An asteroid called 162173 Ryugu us a near-Earth object measuring approximately 1 kilometer (0.6 mi) in diameter. It is a dark object of the rare spectral type Cg, with qualities of a C-type asteroid and also a G-type asteroid. The current value, for mining purposes, is 82.76 billion dollars. It contains nickel, iron, water, cobalt, nitrogen, ammonia, and hydrogen.  The Japan Aerospace Exploration Agency known as JAXA launched spacecraft Hayabusa2 in December of 2014 and successfully arrived at the asteroid in June of 2018. It is planned to return material from the asteroid to Earth by December of 2020. The Hayabusa2 mission includes four rovers. In September of 2018, the first two of these rovers were released from Hayabusa2.

This is a big step in Space as this is the very first time a mission has completed a successful landing on a fast-moving asteroid body.

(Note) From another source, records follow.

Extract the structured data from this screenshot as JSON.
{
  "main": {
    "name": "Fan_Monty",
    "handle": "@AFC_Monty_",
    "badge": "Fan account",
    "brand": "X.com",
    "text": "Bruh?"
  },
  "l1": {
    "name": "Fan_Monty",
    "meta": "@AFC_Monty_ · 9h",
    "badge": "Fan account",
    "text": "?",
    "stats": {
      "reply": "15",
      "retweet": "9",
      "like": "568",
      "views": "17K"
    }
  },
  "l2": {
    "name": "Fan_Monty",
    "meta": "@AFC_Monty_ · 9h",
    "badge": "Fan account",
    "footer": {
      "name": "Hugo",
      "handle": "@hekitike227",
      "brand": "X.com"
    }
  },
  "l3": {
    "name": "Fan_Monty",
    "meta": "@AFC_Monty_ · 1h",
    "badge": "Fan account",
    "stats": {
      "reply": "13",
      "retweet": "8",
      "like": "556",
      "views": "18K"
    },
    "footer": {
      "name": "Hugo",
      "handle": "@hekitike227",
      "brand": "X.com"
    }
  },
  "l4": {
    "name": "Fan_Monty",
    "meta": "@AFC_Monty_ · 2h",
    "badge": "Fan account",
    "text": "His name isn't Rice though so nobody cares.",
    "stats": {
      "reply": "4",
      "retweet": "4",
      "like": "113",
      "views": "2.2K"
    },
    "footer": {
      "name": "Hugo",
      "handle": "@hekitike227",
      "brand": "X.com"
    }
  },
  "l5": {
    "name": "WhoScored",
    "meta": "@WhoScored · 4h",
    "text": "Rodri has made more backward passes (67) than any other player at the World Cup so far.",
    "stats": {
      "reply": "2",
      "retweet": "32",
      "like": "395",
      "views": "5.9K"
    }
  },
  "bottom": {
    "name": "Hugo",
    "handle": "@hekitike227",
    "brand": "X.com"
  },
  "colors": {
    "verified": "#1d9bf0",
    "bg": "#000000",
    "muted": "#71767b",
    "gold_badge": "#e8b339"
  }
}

On October 3rd of 2018, the German-French Mobile Asteroid Surface Scout landed successfully on Ryugu after being released from its Japanese mothership, Hayabusa2. The Scout is about the size of a shoebox. The 22-lb. (10 kilograms) MASCOT carried four instruments: a camera, a spectrometer, a magnetometer and a radiometer. Twenty minutes after being released from the Hayabusa2, and traveling 167 feet, it reached the surface of the asteroid. JAXA noted that wheels are useless on an extremely low-gravity body such as Ryugu and a robot would float off the surface as soon as the tires started turning. The Ryugu robots were all designed to hop. MASCOT did this by manipulating a metal “swing arm” inside its body.

A photo was released the same day that captured the surface of the asteroid revealing a rocky, pitted terrain. Asteroid Ryugu was about 186 million miles from Earth at the time. MASCOT has only batteries (with a capacity of 200 watt-hours) with no independent power generation. Its life was limited from the moment of its spring-assisted release from the spacecraft. MASCOT’s battery only lasted 16 hours after the landing. The Scout detected a relatively weak field of the solar wind and very strong magnetic disturbances caused by the spacecraft. Another MINERVA lander and an impactor probe will be released in 2019, according to JAXA.

In addition to deploying the landers, JAXA’s $150 million Hayabusa2 spacecraft is designed to study asteroid Ryugu with unprecedented detail. Later this year, the U.S. spacecraft OSIRIS Rex is scheduled to make its own rendezvous with the near-Earth asteroid Bennu for NASA. That spacecraft is due to arrive at Bennu on Dec. 31 and collect samples to be returned to Earth in 2023.